From the beginning there was no questioning, “Why me?” I know that cancer afflicts people everywhere at any time, so the question can also be, “Why not me?” Moreover, as a priest for going on 50 years when I was stricken, I had to be honest and practice what I preached. I can’t tell you how many times in parish ministry I counseled or tried to comfort people and families with words like these: “You say the Lord’s Prayer every day. You say ‘Thy will be done on earth as it is in heaven.’ Most of the time those words are easy to say, but sometimes you really have to mean it. This is one of those times.”
So that has been the addendum I put on all my prayers for healing before saying Amen – “Father, Thy will be done.” I put that same addendum on your prayers, when I was getting literally bushels of mail telling me you were praying for me at home and also publicly on Sundays at Mass. I prayed every day along these lines: “Father, bless all those who are praying for my recovery. Listen to their petitions, but may your will be done.”
Your cards and letters kept my spirits up, and I was especially encouraged by some thirty cancer survivors who wrote to me. “Hang in there, Bishop,” they typically wrote. “I had what you got eight (or 10, or 12) years ago, and I’m still around. Don’t give up. We’re pulling for you.” A positive attitude, the doctors kept telling me, is all-important in fighting cancer; and in the Communion of Saints you all helped me have it.

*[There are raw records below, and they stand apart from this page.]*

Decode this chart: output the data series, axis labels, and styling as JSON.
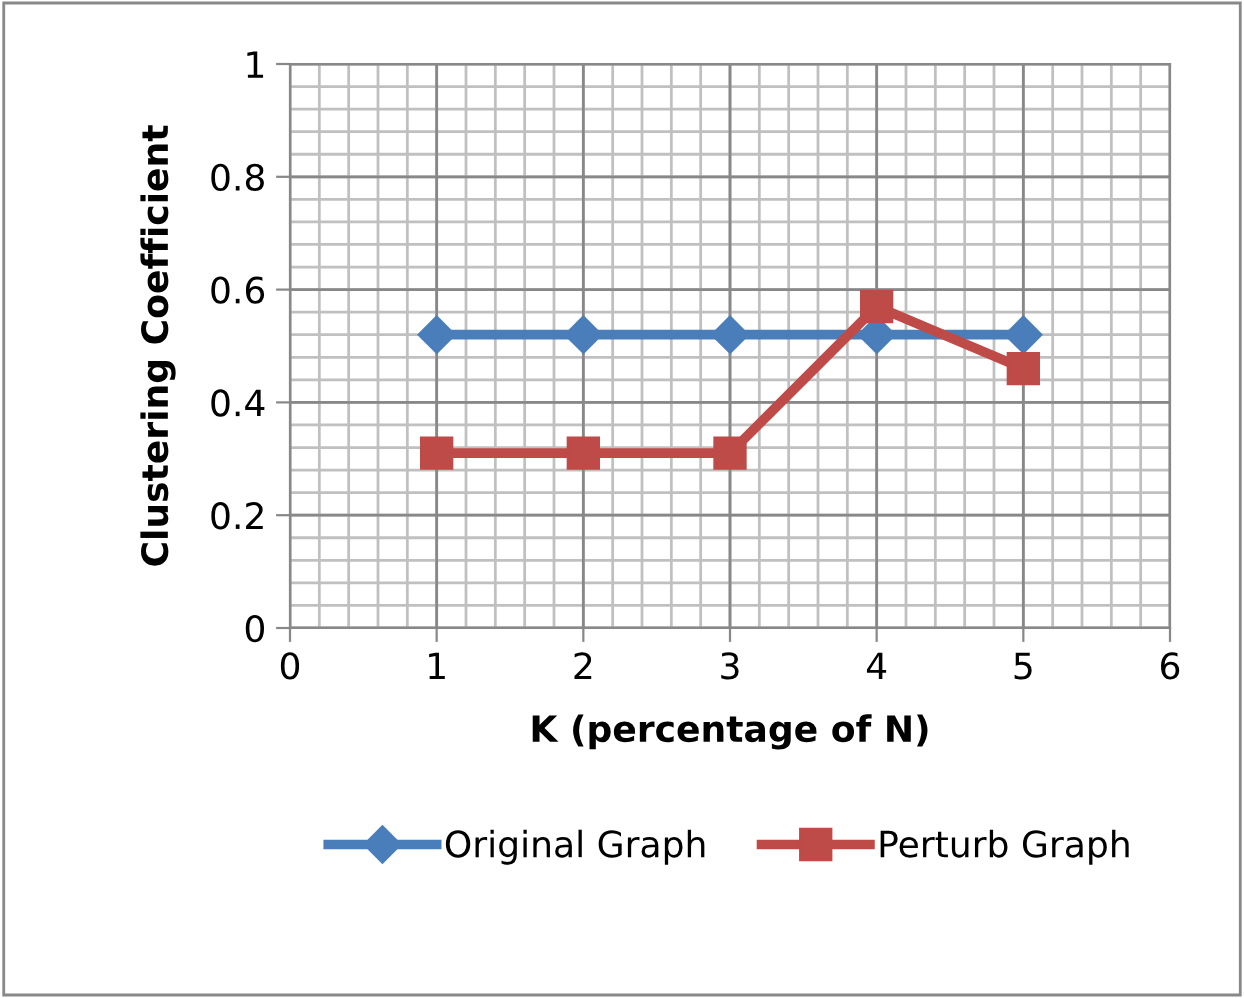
{
  "chart_data": {
    "type": "line",
    "xlabel": "K (percentage of N)",
    "ylabel": "Clustering Coefficient",
    "x": [
      1,
      2,
      3,
      4,
      5
    ],
    "xlim": [
      0,
      6
    ],
    "xticks": [
      0,
      1,
      2,
      3,
      4,
      5,
      6
    ],
    "ylim": [
      0,
      1
    ],
    "yticks": [
      0,
      0.2,
      0.4,
      0.6,
      0.8,
      1
    ],
    "grid": true,
    "legend": "bottom",
    "series": [
      {
        "name": "Original Graph",
        "color": "#4a7ebb",
        "values": [
          0.52,
          0.52,
          0.52,
          0.52,
          0.52
        ],
        "marker": "diamond"
      },
      {
        "name": "Perturb Graph",
        "color": "#be4b48",
        "values": [
          0.31,
          0.31,
          0.31,
          0.57,
          0.46
        ],
        "marker": "square"
      }
    ]
  }
}
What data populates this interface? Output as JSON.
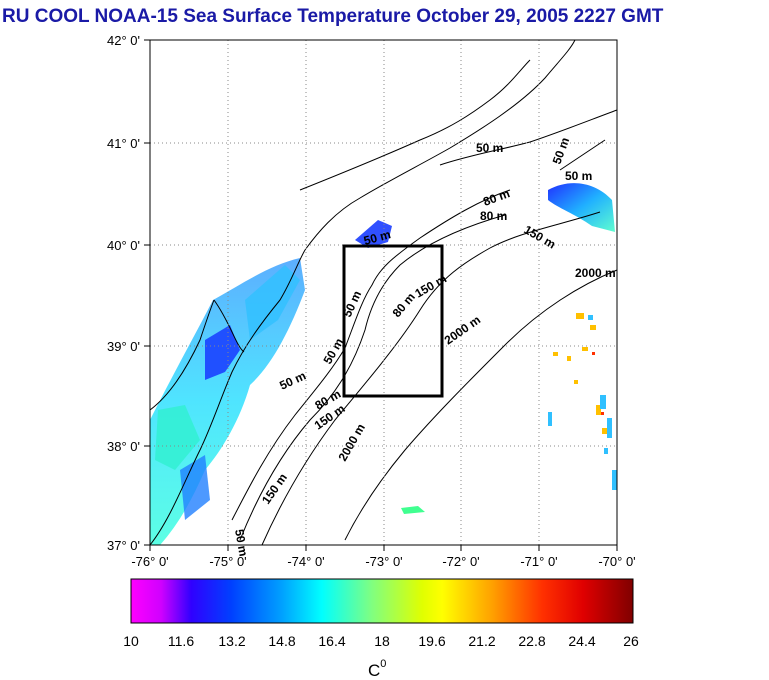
{
  "title": "RU COOL  NOAA-15 Sea Surface Temperature October 29, 2005 2227 GMT",
  "map": {
    "lat_labels": [
      "42° 0'",
      "41° 0'",
      "40° 0'",
      "39° 0'",
      "38° 0'",
      "37° 0'"
    ],
    "lon_labels": [
      "-76° 0'",
      "-75° 0'",
      "-74° 0'",
      "-73° 0'",
      "-72° 0'",
      "-71° 0'",
      "-70° 0'"
    ],
    "isobath_labels": [
      "50 m",
      "50 m",
      "80 m",
      "80 m",
      "150 m",
      "2000 m",
      "50 m",
      "80 m",
      "150 m",
      "2000 m",
      "50 m",
      "50 m",
      "80 m",
      "150 m",
      "2000 m",
      "150 m",
      "50 m",
      "50 m",
      "50 m"
    ],
    "colors": {
      "land_water_bg": "#ffffff",
      "frame": "#000000",
      "study_box": "#000000"
    }
  },
  "colorbar": {
    "ticks": [
      "10",
      "11.6",
      "13.2",
      "14.8",
      "16.4",
      "18",
      "19.6",
      "21.2",
      "22.8",
      "24.4",
      "26"
    ],
    "unit": "C",
    "unit_sup": "0",
    "gradient": [
      "#ff00ff",
      "#0000ff",
      "#00ffff",
      "#80ff80",
      "#ffff00",
      "#ff8000",
      "#ff0000",
      "#800000"
    ]
  }
}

It is amazing how a deadly disease raises the intensity level of one’s prayer life. I could write a couple pages on that alone, but I will give just two examples from the liturgy of the Mass. In the altar book there is a prayer for the celebrant to say privately before he takes Holy Communion and another to say quietly while the chalice is being cleansed afterwards. For 50 years I have recited these prayers almost without thinking. They mean much more to me now.
Before Communion: “Lord Jesus Christ, with faith in your love and mercy I eat your Body and drink your Blood. Let it not bring me condemnation, but rather health in mind and body.” After Communion: “Lord may I receive these gifts in purity of heart. May they bring me healing and strength, now and forever.” These two short prayers seem ready-made for my condition, and they sustain me daily.
These are the ways I have been fighting cancer with faith. Maybe, by reading this, others may be able to fight sickness with FAITH (magazine).